Non-football coaches came to greet Cristobal as well, among them Jim Larranaga and Katie Meier from basketball, Gino DiMare and J.D. Arteaga from baseball and Paige Yaroshuk-Tews from tennis. They know how football drives the rest of the athletic programs.
“I’ve seen him with my own eyes,’’ Yaroshuk-Tews said. “This is a Miami Hurricane to the core. He’s run through the smoke, he’s been in the trenches, he’s worked his way up from the bottom of coaching all the way to the top. He’s an absolute winner.
“This is personal. This is about getting Miami football to where it needs to be. Football is the engine. When football is successful everybody is successful. Everybody in this department should be absolutely supportive.”
Added Arteaga: “Football success runs the factory. Success at the top trickles down, not just in all sports but in the school in general. The student body goes up. Applications go up.
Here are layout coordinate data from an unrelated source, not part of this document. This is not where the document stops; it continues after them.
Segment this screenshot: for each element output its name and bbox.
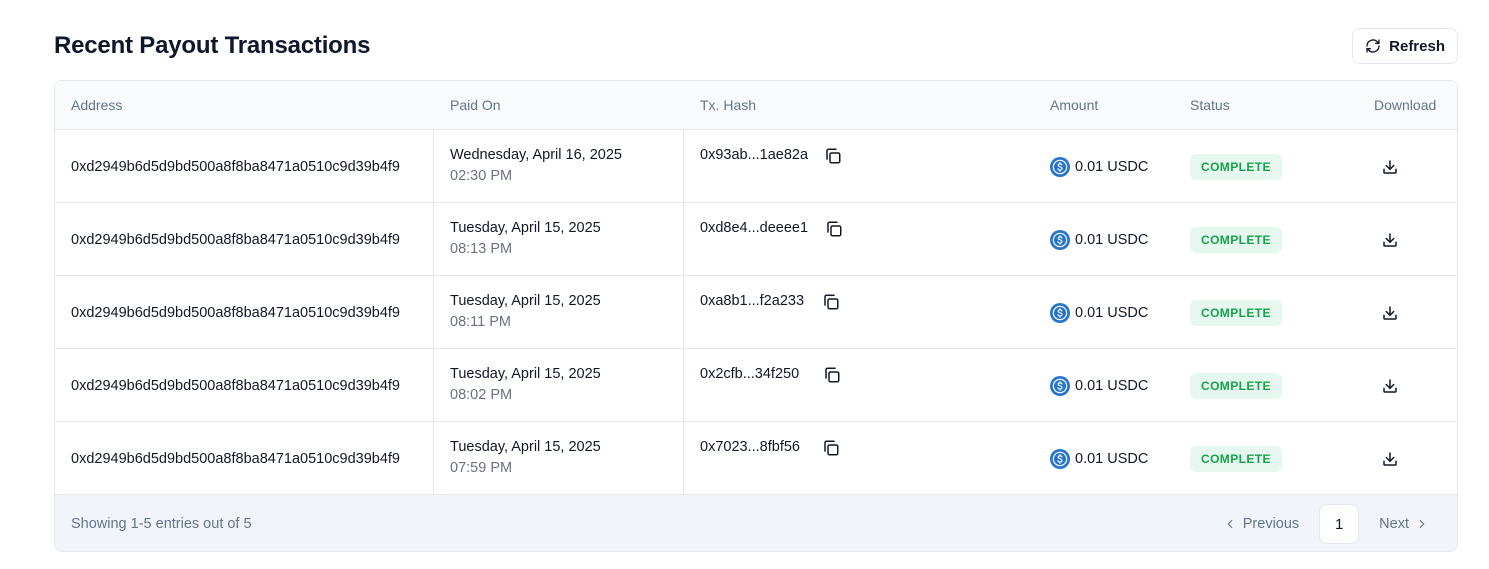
status-cell: COMPLETE bbox=[1190, 276, 1340, 349]
previous-page-button[interactable]: Previous bbox=[1223, 516, 1299, 532]
refresh-button[interactable]: Refresh bbox=[1352, 28, 1458, 64]
tx-hash-cell: 0x2cfb...34f250 bbox=[684, 349, 1034, 422]
payout-table: Address Paid On Tx. Hash Amount Status D… bbox=[54, 80, 1458, 552]
tx-hash-cell: 0x93ab...1ae82a bbox=[684, 130, 1034, 203]
page-number-button[interactable]: 1 bbox=[1319, 504, 1360, 544]
amount-cell: 0.01 USDC bbox=[1050, 276, 1190, 349]
entries-summary: Showing 1-5 entries out of 5 bbox=[71, 516, 252, 532]
download-icon[interactable] bbox=[1381, 304, 1399, 322]
chevron-left-icon bbox=[1227, 519, 1233, 529]
tx-hash-text: 0xa8b1...f2a233 bbox=[700, 293, 805, 309]
download-icon[interactable] bbox=[1381, 377, 1399, 395]
table-row: 0xd2949b6d5d9bd500a8f8ba8471a0510c9d39b4… bbox=[55, 422, 1457, 495]
address-cell: 0xd2949b6d5d9bd500a8f8ba8471a0510c9d39b4… bbox=[55, 203, 434, 276]
paid-time: 02:30 PM bbox=[450, 168, 513, 184]
usdc-coin-icon bbox=[1050, 229, 1070, 250]
copy-icon[interactable] bbox=[823, 366, 841, 384]
paid-date: Wednesday, April 16, 2025 bbox=[450, 147, 622, 163]
copy-icon[interactable] bbox=[825, 220, 843, 238]
download-icon[interactable] bbox=[1381, 231, 1399, 249]
page-title: Recent Payout Transactions bbox=[54, 32, 371, 59]
table-row: 0xd2949b6d5d9bd500a8f8ba8471a0510c9d39b4… bbox=[55, 203, 1457, 276]
paid-date: Tuesday, April 15, 2025 bbox=[450, 439, 601, 455]
tx-hash-cell: 0x7023...8fbf56 bbox=[684, 422, 1034, 495]
amount-text: 0.01 USDC bbox=[1075, 304, 1149, 321]
usdc-coin-icon bbox=[1050, 156, 1070, 177]
download-icon[interactable] bbox=[1381, 158, 1399, 176]
status-badge: COMPLETE bbox=[1190, 299, 1282, 326]
paid-time: 08:11 PM bbox=[450, 314, 511, 330]
paid-date: Tuesday, April 15, 2025 bbox=[450, 220, 601, 236]
status-cell: COMPLETE bbox=[1190, 349, 1340, 422]
download-cell bbox=[1375, 130, 1405, 203]
amount-text: 0.01 USDC bbox=[1075, 158, 1149, 175]
chevron-right-icon bbox=[1419, 519, 1425, 529]
pagination: Previous 1 Next bbox=[1223, 504, 1429, 544]
amount-cell: 0.01 USDC bbox=[1050, 422, 1190, 495]
column-header-tx-hash: Tx. Hash bbox=[700, 97, 757, 113]
copy-icon[interactable] bbox=[824, 147, 842, 165]
status-cell: COMPLETE bbox=[1190, 203, 1340, 276]
paid-time: 07:59 PM bbox=[450, 460, 513, 476]
table-footer: Showing 1-5 entries out of 5 Previous 1 … bbox=[55, 495, 1457, 551]
download-cell bbox=[1375, 422, 1405, 495]
tx-hash-cell: 0xd8e4...deeee1 bbox=[684, 203, 1034, 276]
usdc-coin-icon bbox=[1050, 375, 1070, 396]
page-header: Recent Payout Transactions Refresh bbox=[54, 28, 1458, 64]
paid-on-cell: Tuesday, April 15, 2025 08:11 PM bbox=[434, 276, 684, 349]
usdc-coin-icon bbox=[1050, 448, 1070, 469]
download-cell bbox=[1375, 203, 1405, 276]
paid-on-cell: Tuesday, April 15, 2025 08:02 PM bbox=[434, 349, 684, 422]
paid-date: Tuesday, April 15, 2025 bbox=[450, 366, 601, 382]
amount-cell: 0.01 USDC bbox=[1050, 203, 1190, 276]
refresh-button-label: Refresh bbox=[1389, 37, 1445, 55]
amount-cell: 0.01 USDC bbox=[1050, 130, 1190, 203]
previous-label: Previous bbox=[1242, 516, 1300, 532]
usdc-coin-icon bbox=[1050, 302, 1070, 323]
download-cell bbox=[1375, 349, 1405, 422]
next-label: Next bbox=[1379, 516, 1409, 532]
paid-on-cell: Tuesday, April 15, 2025 08:13 PM bbox=[434, 203, 684, 276]
status-badge: COMPLETE bbox=[1190, 153, 1282, 180]
table-row: 0xd2949b6d5d9bd500a8f8ba8471a0510c9d39b4… bbox=[55, 130, 1457, 203]
tx-hash-text: 0xd8e4...deeee1 bbox=[700, 220, 809, 236]
copy-icon[interactable] bbox=[822, 439, 840, 457]
paid-time: 08:13 PM bbox=[450, 241, 513, 257]
address-cell: 0xd2949b6d5d9bd500a8f8ba8471a0510c9d39b4… bbox=[55, 130, 434, 203]
table-row: 0xd2949b6d5d9bd500a8f8ba8471a0510c9d39b4… bbox=[55, 276, 1457, 349]
paid-time: 08:02 PM bbox=[450, 387, 513, 403]
tx-hash-text: 0x93ab...1ae82a bbox=[700, 147, 809, 163]
download-cell bbox=[1375, 276, 1405, 349]
refresh-icon bbox=[1366, 39, 1380, 53]
tx-hash-text: 0x7023...8fbf56 bbox=[700, 439, 800, 455]
column-header-paid-on: Paid On bbox=[450, 97, 501, 113]
column-header-amount: Amount bbox=[1050, 97, 1099, 113]
amount-text: 0.01 USDC bbox=[1075, 231, 1149, 248]
paid-date: Tuesday, April 15, 2025 bbox=[450, 293, 601, 309]
download-icon[interactable] bbox=[1381, 450, 1399, 468]
tx-hash-text: 0x2cfb...34f250 bbox=[700, 366, 800, 382]
amount-cell: 0.01 USDC bbox=[1050, 349, 1190, 422]
status-cell: COMPLETE bbox=[1190, 130, 1340, 203]
address-cell: 0xd2949b6d5d9bd500a8f8ba8471a0510c9d39b4… bbox=[55, 276, 434, 349]
table-row: 0xd2949b6d5d9bd500a8f8ba8471a0510c9d39b4… bbox=[55, 349, 1457, 422]
tx-hash-cell: 0xa8b1...f2a233 bbox=[684, 276, 1034, 349]
address-cell: 0xd2949b6d5d9bd500a8f8ba8471a0510c9d39b4… bbox=[55, 422, 434, 495]
status-badge: COMPLETE bbox=[1190, 445, 1282, 472]
amount-text: 0.01 USDC bbox=[1075, 377, 1149, 394]
copy-icon[interactable] bbox=[822, 293, 840, 311]
status-badge: COMPLETE bbox=[1190, 226, 1282, 253]
table-header: Address Paid On Tx. Hash Amount Status D… bbox=[55, 81, 1457, 130]
address-cell: 0xd2949b6d5d9bd500a8f8ba8471a0510c9d39b4… bbox=[55, 349, 434, 422]
status-cell: COMPLETE bbox=[1190, 422, 1340, 495]
column-header-address: Address bbox=[71, 97, 123, 113]
status-badge: COMPLETE bbox=[1190, 372, 1282, 399]
amount-text: 0.01 USDC bbox=[1075, 450, 1149, 467]
paid-on-cell: Tuesday, April 15, 2025 07:59 PM bbox=[434, 422, 684, 495]
column-header-status: Status bbox=[1190, 97, 1230, 113]
paid-on-cell: Wednesday, April 16, 2025 02:30 PM bbox=[434, 130, 684, 203]
column-header-download: Download bbox=[1374, 97, 1437, 113]
next-page-button[interactable]: Next bbox=[1379, 516, 1429, 532]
It helps everybody.’’
Cristobal said several times during his speech and afterward with the media, that “home is home” and “this home is special. It’s the most culturally diverse, vibrant, energized destination city in the entire world... When you have the opportunity to play at a place and then come back and coach there with the experience you’ve had surrounded by people and family that your fondest memories are of, what’s more powerful than that in this profession?”
▪ For those wondering about the turnover chain, created by former coach Manny Diaz, Cristobal said this when asked about it: “I haven’t even thought of that. I’ve never used one or know exactly what it is. Anything involving the program will be always addressed with players and staff because you’ve got to grant everything the respectful due process to figure it out. I’ve never done it.”
▪ Not out recruiting at Central with Cristobal were inside linebackers coach and special teams coordinator Jon Patke, receivers coach Rob Likens and running backs coach Eric Hickson. Likens will be UM’s offensive coordinator for the Sun Bowl, with defensive line coach Jess Simpson serving as the bowl coach. Cristobal will make the trip with his family to El Paso, but will not interfere with the other coaches or game plan.